La Russie n'est plus une démocratie, si elle l'a jamais été. Mais elle n'est pas non plus une dictature au sens traditionnel. La répression exercée par les autorités, sous forme d'intimidations, de harcèlements légaux, voire d'enfermements arbitraires [6], est sélective et touche une minorité de journalistes, d'anciens oligarques et d'activistes, susceptibles de contrecarrer les plans des autorités ou de détenir des informations compromettantes. Quant à la population dans son ensemble, la plupart des citoyens russes ne songe nullement à contester l'ordre établi et exprime volontiers son soutien à Vladimir Poutine.

B- Des réussites indéniables mais un relèvement incomplet

Ce consentement de la population, explique en réalité l'efficacité du verrouillage du système politique. La popularité authentique dont jouit Poutine s'explique à l'évidence par un désir général d'ordre et d'autorité. Mais elle s'appuie également sur des réalisations tangibles et considérées comme positives :

l'écrasement de la rébellion tchétchène, généralement bien accueillie par une population désireuse d'éradiquer le "terrorisme" ; la soumission des oligarques et de leurs intérêts privés au pouvoir politique, et la suppression des autonomies locales et régionales. Ces mesures sont considérées comme la réhabilitation d'un État fort et impartial ; elles ont parfois permis de combattre de réels abus, en particulier la corruption et l'arbitraire de certains gouvernements régionaux ; la régularisation du paiement des retraites et les augmentations régulières du salaire des fonctionnaires ; la fin de l'instabilité du personnel politique ; l'image de vigueur et de volontarisme incarnée par Poutine, comparé à son prédécesseur ; la perception d'un retour de la puissance russe sur la scène internationale ; enfin et surtout, une réelle réussite économique. De fait, avec une croissance supérieure à 7% par an depuis huit ans, la Russie a triplé son PIB entre 1999 et 2007 [7]. Les chiffres de la pauvreté ont été divisés par trois au cours de la même période, tandis que les rangs de la classe moyenne ont plus que doublé. Quoique de manière fort inégale, toutes les régions du pays et toutes les classes sociales sont concernées par ce phénomène d'enrichissement.
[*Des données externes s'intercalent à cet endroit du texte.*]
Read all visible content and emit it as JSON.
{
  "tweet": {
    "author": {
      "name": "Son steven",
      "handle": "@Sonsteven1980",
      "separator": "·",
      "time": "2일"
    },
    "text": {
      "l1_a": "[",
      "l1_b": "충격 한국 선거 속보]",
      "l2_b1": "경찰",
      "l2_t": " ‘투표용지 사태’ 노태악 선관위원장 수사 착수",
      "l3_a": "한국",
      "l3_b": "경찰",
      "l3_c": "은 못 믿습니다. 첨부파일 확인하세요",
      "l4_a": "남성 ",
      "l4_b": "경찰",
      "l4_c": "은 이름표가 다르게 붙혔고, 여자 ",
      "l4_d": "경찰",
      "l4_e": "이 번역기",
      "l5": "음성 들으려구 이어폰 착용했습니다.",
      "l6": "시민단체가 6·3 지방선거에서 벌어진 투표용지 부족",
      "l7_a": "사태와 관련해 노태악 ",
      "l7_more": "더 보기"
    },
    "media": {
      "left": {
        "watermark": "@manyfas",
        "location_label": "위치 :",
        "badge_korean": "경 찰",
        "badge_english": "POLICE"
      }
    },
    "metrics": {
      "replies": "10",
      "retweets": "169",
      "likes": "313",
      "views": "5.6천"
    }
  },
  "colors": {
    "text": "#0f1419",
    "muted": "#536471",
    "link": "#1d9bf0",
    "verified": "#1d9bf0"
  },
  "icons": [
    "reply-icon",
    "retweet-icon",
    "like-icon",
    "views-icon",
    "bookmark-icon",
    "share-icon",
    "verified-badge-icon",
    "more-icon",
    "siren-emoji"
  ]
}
Cette croissance de l'économie russe a débuté grâce au triplement du prix des hydrocarbures et la dévaluation du rouble, en 1998-99. Toutefois, depuis 2003, la consommation intérieure et l'investissement, stimulés par les réformes mises en place au cours du premier mandat de Vladimir Poutine, constituent un des moteurs essentiels de la croissance.

Au demeurant, comme l'a reconnu à plusieurs reprises le FMI, la Russie s'est distinguée de la plupart des pays détenteurs d'hydrocarbures, par sa gestion prudente et éclairée des mannes gazière et pétrolière. Le Fonds de Stabilisation, mis en place en 2004 sous l'impulsion du ministre des Finances Alexis Koudrine, a permis de rembourser la dette extérieure et de réduire les pressions inflationnistes. Le Fonds de Stabilisation est réparti depuis février 2008 entre un Fonds de réserve, destiné à compenser toute baisse future du prix des matières premières, et un Fonds pour le redressement national, destiné à financer les investissements productifs et la diversification de l'économie russe. Une partie de ce Fonds constitue un Fonds Souverain pour des opérations d'investissement stratégique à l'étranger.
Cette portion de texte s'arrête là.